Disrupting commercial shipping allows adversaries to impose economic costs without directly engaging in large-scale military confrontation. Even isolated attacks can raise insurance premiums, force shipping companies to alter routes and create uncertainty in energy markets.
Modern attacks often involve missiles, sea mines, armed drones or small fast boats capable of harassing large commercial vessels while avoiding direct confrontation with powerful navies.
How The US Navy Protects Shipping Routes
The US Navy maintains a continuous presence in the Gulf through its Fifth Fleet, headquartered in Bahrain. Along with allied naval forces, it conducts surveillance, escorts high-risk vessels and responds to maritime emergencies.
American warships are supported by maritime patrol aircraft, satellites and intelligence-sharing arrangements with partner nations. These assets monitor suspicious activity around critical shipping lanes, particularly near the Strait of Hormuz and the Gulf of Oman.
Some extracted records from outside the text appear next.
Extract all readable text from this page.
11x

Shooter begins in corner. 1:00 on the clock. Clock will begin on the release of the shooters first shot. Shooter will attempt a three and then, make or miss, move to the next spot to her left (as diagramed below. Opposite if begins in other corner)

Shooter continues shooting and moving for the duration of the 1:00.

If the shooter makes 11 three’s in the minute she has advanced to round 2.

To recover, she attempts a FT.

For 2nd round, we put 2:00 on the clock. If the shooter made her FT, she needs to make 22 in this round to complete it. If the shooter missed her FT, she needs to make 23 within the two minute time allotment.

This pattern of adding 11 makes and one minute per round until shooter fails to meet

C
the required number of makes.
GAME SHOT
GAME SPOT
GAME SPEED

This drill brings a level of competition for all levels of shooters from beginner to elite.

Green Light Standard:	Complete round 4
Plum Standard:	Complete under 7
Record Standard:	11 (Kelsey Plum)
Naval coalitions have also expanded joint patrols following repeated attacks on merchant shipping in recent years, aiming to deter further strikes while reassuring commercial operators that sea lanes remain open.
The Rise Of Maritime Drones
One of the biggest differences between today's maritime confrontation and the Tanker War of the 1980s is technology.
Iran and its regional allies increasingly rely on inexpensive unmanned aerial vehicles, uncrewed surface vessels and explosive drone boats capable of striking ships from long distances. These systems are cheaper than conventional missiles and can overwhelm defensive systems through coordinated attacks.
Meanwhile, the United States and allied navies are deploying artificial intelligence-enabled surveillance drones and autonomous patrol vessels to detect threats earlier and improve maritime domain awareness.
The result is a rapidly evolving contest between increasingly sophisticated offensive drones and advanced naval defence systems.
What Happens If Shipping Costs Double?
Even without widespread naval conflict, higher shipping costs can ripple across the global economy.
If insurance premiums and freight charges double because of persistent insecurity, the immediate impact would be higher transportation costs for crude oil, LNG and manufactured goods. Import-dependent economies would face rising fuel prices, while businesses could experience delays and increased logistics expenses.
Consumers would ultimately bear much of the burden through higher prices for fuel, food and imported products. Central banks could also face renewed inflationary pressures, complicating efforts to stabilise economic growth.
For that reason, safeguarding commercial shipping has become more than a military objective. It is now a crucial element of global economic security, making merchant vessels an increasingly important frontline in the broader Iran-US strategic rivalry.